Enquanto os portugueses continuarem a ser encarados como um bolso sem fundo, jamais a máquina estatal se sentirá obrigada a rever o seu modo de funcionamento. Repeguemos novamente no exemplo de Rui Tavares: a rede pré-escolar pública. Dotada sem dúvida de bons profissionais e frequentemente de excelentes instalações, cabe perguntar para que serve uma rede escolar que não tem horários compatíveis com os do mundo do trabalho dos pais e famílias? Para que serve uma rede escolar onde somos obrigados a inscrever os nossos filhos na escola A ou B, consoante a nossa área de residência ou outros quaisquer critérios administrativos? O que falta à rede escolar não são mais dois dias de trabalho dos casais sejam eles jovens ou idosos mas sim concorrência. Todos sairíamos a ganhar se o Estado entregasse a verba que gasta com cada aluno à escola pública ou privada escolhida por cada família para colocar as suas crianças.
Por outro lado, não é leal colocar a questão no jovem casal como faz Rui Tavares. Boa parte do dinheiro dos nossos impostos tem servido para garantir os chamados "direitos adquiridos". Mas adquiridos por quem? Pelas gerações mais velhas. A demografia e a globalização avisam-nos que esses direitos não podem ser mantidos para as gerações futuras. O jovem casal está refém do discurso ideológico que se produziu em torno do Estado social. Concebido como uma forma de solidariedade, o Estado social hoje em dia está também a servir para garantir a algumas gerações um padrão de vida e direitos sociais que os seus filhos e netos não poderão vir a ter. O jovem casal não deve dar mais dinheiro à nação mas sim interrogar-se sobre o que a nação anda a fazer com o seu dinheiro. Jornalista
 
http://jornal.publico.clix.pt/pub.asp?id={656D40C5-2F2E-418F-A3BA-4F2E248D2930}
 
Oh meu querido PB, essa d' "o 25 de Abril, essa explosão de rua" tem muito que se lhe diga.

A "rua", coitada, esteve quietinha em 40 anos de salazarismo. Foi preciso um punhado de magalas - nenhum tinha patente acima de major - meter-se nos tanques para a "rua" se mexer.

Se estás a contar com "rua" para haver uma revolução, terás de esperar sentado.
 
E digo mais: o problema da tua polémica
 
(foda-se que esta merda do Blogger desde que foi comprado pelo Google é mesmo uma merda)

E digo mais: o problema da tua polémica é que cai no maniqueísmo do costume entre o "Estado social ai que bom" dos pacholas esquerdalhos e o "foró Estado" dos patetas "neoliberais".

Não tem de haver uma escolha a preto e branco.
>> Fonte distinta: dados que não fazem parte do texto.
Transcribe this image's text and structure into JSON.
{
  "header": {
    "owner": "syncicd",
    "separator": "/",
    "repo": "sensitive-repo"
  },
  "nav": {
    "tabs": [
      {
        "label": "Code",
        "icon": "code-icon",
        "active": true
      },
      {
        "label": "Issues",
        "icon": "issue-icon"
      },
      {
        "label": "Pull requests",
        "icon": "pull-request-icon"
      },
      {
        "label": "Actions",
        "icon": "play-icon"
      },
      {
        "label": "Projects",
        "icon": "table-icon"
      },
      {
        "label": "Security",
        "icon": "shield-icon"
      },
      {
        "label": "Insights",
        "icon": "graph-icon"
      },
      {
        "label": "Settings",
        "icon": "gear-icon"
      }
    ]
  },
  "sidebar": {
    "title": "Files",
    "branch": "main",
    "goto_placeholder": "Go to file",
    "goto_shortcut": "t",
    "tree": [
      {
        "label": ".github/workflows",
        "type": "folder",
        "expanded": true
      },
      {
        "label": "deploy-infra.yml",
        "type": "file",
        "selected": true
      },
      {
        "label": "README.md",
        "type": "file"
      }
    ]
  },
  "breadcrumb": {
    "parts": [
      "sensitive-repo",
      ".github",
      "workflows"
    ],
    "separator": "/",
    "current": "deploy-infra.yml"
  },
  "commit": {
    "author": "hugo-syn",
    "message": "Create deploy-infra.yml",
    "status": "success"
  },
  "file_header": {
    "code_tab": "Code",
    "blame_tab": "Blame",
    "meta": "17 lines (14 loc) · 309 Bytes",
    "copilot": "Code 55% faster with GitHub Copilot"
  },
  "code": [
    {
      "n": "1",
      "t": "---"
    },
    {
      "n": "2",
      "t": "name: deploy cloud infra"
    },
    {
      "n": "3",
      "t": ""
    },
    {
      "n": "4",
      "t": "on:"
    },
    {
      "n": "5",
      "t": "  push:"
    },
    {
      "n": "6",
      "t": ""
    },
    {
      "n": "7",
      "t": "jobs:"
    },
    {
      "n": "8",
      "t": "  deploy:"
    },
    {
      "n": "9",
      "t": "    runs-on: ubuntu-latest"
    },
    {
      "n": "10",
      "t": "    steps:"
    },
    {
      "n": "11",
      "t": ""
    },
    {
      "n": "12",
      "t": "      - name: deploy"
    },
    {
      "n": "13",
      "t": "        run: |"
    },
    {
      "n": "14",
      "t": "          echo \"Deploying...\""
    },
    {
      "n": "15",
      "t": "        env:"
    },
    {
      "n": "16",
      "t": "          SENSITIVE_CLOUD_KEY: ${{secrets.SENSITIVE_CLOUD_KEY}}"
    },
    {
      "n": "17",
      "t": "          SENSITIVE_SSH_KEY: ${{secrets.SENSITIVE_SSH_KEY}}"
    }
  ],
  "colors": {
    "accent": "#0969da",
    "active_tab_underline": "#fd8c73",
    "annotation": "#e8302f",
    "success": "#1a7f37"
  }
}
O "Estado social" devia servir como rede de segurança para as pessoas sem meios para tomar conta de si. Bons hospitais, escolas, etc. devem ser "sociais" (ie, gratuitos) para quem não tem a sorte de os poder pagar.

O problema é que o nosso "Estado social" tal como existe agora entende que deve ser tudo à borla para toda a gente - e depois dá um Estado deficitário que oferece uns serviços de merda. A classe média que pague a crise!
 
Há tanto tempo que não tinha aqui uma polémica com o bom do PB! Já tinha saudades. Oh Carcaça, nós temos muito mais piada que a Matos e o Tavares.

Um dia destes, abro um blog chamado "Economia de Palavras Comentado" só com respostas às tuas postas. Falhando isso, hei-de hoje ver se abro uma polémica no Núcleo, que aquilo anda a precisar de aquecer.